Here I don't mean by "law giver" necessarily a big man with white bread writing writing commandments of tablets of stone. I just mean an organizing principle like alphabetizing or the unified field a first principle that sets the tone for what develops. This principle can't exist in a physical location and it has to be such that it can be set and altered to have fine tuning for life bearing and circumvention of negating laws such as the pointed to in the problem of temporal beginning. In other words, the best and most acute understanding for housing of such universal founding principles would be a mind, or soemthing analogous to a mind.
Corollary:Science cannot Explain Laws of Physics
A. Cause of Physical Laws Unknown
1)Physical Law Merely Assumed to Exist.
OFFICE OF DR. ROBERT C. KOONS Post-Agnostic Science:How Physics Is RevivingThe Argument From Design
Robert C. Koons
Associate Professor of Philosophy
University of Texas
Austin, TX 78712
koons@phil.utexas.edu
"Some have objected that the anthropic coincidences cannot be explained, since they involve the fundamental laws of nature. The laws of nature are used in explaining other things -- they themselves cannot be explained. They are rock-bottom, matters of physical necessity, immutable and uncaused. This objection is sometimes based on actual scientific practice -- scientists seek to discover the laws of nature and to use these laws in constructing explanations of phenomena. They do not try to explain the laws of nature themselves. There are several points to make in response to this."
2) Skeptics object, but Some scientist now Ask.

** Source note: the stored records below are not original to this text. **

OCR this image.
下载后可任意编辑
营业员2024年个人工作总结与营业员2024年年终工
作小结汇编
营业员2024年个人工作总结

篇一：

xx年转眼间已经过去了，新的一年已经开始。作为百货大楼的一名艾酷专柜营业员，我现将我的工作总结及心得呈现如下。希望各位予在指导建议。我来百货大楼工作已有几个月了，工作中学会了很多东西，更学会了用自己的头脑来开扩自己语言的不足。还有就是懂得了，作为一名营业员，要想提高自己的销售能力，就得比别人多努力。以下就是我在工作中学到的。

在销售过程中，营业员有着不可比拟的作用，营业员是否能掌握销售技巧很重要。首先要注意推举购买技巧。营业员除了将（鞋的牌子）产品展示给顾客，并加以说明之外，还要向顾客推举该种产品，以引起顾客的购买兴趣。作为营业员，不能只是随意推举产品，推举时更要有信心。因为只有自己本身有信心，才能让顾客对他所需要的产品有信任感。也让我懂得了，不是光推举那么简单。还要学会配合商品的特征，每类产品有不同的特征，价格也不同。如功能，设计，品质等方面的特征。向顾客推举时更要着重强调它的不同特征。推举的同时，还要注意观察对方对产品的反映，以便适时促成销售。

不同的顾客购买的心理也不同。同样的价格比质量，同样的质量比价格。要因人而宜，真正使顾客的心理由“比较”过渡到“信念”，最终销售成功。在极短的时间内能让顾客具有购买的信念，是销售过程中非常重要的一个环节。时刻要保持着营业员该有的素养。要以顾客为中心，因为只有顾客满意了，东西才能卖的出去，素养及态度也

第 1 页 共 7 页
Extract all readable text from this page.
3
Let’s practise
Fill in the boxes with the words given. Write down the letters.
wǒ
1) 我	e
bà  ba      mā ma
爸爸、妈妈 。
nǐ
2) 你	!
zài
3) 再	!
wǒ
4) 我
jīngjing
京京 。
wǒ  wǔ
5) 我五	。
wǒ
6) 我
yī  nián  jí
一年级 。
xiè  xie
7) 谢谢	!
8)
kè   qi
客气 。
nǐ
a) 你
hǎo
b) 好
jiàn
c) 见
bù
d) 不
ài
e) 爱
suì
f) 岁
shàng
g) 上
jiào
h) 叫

Paul Davies, Author of God and The New Physics, and The Mind of God, skeptic turned believer due to the new evidence on design. From First Things, Tempelton Award address:
"All the richness and diversity of matter and energy we observe today has emerged since the beginning in a long and complicated sequence of self- organizing physical processes. The laws of physics not only permit a universe to originate spontaneously, but they encourage it to organize and complexify itself to the point where conscious beings emerge who can look back on the great cosmic drama and reflect on what it all means."

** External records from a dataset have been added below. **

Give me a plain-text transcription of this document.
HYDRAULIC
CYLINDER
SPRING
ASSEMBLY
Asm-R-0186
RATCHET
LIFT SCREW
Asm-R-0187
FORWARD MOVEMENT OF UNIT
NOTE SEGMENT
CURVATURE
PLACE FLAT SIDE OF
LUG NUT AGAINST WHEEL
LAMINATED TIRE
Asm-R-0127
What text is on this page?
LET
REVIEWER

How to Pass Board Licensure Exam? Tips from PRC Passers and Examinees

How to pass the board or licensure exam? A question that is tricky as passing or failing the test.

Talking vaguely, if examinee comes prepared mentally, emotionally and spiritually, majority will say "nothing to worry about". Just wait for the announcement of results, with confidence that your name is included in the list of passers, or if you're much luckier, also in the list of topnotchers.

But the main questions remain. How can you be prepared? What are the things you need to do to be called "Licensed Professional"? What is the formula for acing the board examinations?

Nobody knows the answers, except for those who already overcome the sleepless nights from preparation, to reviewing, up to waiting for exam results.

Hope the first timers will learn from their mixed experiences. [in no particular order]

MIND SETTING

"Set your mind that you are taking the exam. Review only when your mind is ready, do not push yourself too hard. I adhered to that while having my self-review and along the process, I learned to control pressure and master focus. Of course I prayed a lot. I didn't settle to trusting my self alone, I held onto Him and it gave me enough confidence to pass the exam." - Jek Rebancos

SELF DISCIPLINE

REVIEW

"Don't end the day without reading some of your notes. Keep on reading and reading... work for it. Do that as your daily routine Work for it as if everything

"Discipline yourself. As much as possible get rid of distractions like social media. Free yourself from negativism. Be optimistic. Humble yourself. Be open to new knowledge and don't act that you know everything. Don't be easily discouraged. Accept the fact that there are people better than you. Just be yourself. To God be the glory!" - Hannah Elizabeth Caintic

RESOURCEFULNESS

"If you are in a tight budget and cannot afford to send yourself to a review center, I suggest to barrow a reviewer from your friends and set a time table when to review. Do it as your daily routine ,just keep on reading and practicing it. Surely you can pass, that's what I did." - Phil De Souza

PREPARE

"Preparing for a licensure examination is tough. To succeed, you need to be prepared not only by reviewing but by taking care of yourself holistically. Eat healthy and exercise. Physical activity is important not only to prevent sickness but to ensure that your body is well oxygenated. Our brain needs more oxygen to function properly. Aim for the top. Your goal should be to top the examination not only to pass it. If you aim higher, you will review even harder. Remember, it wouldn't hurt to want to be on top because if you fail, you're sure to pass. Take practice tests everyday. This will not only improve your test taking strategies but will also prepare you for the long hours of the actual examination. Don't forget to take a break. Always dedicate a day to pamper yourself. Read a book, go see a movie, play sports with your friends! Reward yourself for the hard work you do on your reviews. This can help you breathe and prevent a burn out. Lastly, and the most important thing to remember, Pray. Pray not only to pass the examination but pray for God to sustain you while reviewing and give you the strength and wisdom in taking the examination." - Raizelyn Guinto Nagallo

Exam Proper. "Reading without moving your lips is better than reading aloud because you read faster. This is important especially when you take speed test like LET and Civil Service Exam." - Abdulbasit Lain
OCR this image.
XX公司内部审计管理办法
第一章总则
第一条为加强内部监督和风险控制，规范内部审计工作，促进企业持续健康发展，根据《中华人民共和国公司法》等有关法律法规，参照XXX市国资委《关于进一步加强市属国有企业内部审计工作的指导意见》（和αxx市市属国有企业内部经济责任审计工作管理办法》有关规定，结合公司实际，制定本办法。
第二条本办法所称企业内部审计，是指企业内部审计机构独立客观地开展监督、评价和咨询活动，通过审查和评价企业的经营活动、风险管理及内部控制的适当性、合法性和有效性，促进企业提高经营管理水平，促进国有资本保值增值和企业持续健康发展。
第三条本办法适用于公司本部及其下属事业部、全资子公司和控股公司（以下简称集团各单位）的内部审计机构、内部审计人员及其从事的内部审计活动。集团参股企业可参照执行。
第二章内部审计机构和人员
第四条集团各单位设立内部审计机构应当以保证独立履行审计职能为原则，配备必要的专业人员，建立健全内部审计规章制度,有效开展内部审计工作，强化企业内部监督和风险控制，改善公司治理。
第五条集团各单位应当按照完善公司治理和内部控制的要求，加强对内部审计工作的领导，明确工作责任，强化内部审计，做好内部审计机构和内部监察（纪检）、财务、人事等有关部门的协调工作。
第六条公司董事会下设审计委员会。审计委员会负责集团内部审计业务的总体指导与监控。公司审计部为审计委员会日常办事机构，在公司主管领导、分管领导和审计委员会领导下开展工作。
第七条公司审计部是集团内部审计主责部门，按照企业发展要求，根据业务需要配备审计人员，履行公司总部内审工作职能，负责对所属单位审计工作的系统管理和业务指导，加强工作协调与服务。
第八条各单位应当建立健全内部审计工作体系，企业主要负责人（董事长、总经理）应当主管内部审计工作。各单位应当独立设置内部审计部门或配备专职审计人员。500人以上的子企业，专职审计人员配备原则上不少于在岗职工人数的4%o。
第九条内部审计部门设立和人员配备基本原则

"Now you may think I have written God entirely out of the picture. Who needs a God when the laws of physics can do such a splendid job? But we are bound to return to that burning question:
Where do the laws of physics come from?
And why those laws rather than some other set? Most especially: Why a set of laws that drives the searing, featureless gases coughed out of the big bang toward life and consciousness and intelligence and cultural activities such as religion, art, mathematics, and science?"
Koons, (Ibid.)
"...It is no longer true that scientists never seek to explain the laws of nature. Much of recent cosmology and unified force theory has attempted to do that. ...even if scientists never did attempt to explain the fundamental laws, it would still be an open question whether they should do so. Finally, whether something can or should be explained is itself an empirical matter, to be decided on a case by case basis, and not on the basis of dogmatic, a priori pronouncements. The anthropic coincidences are themselves excellent evidence that the laws of nature can and should be explained. If the laws really were absolute rock bottom, inexplicable brute facts, then we would be faced with a set of inexplicable coincidences. If the only price we have to pay in order to explain these coincidences is to revise our beliefs about the rock-bottom status of physical laws, this is a small price to pay."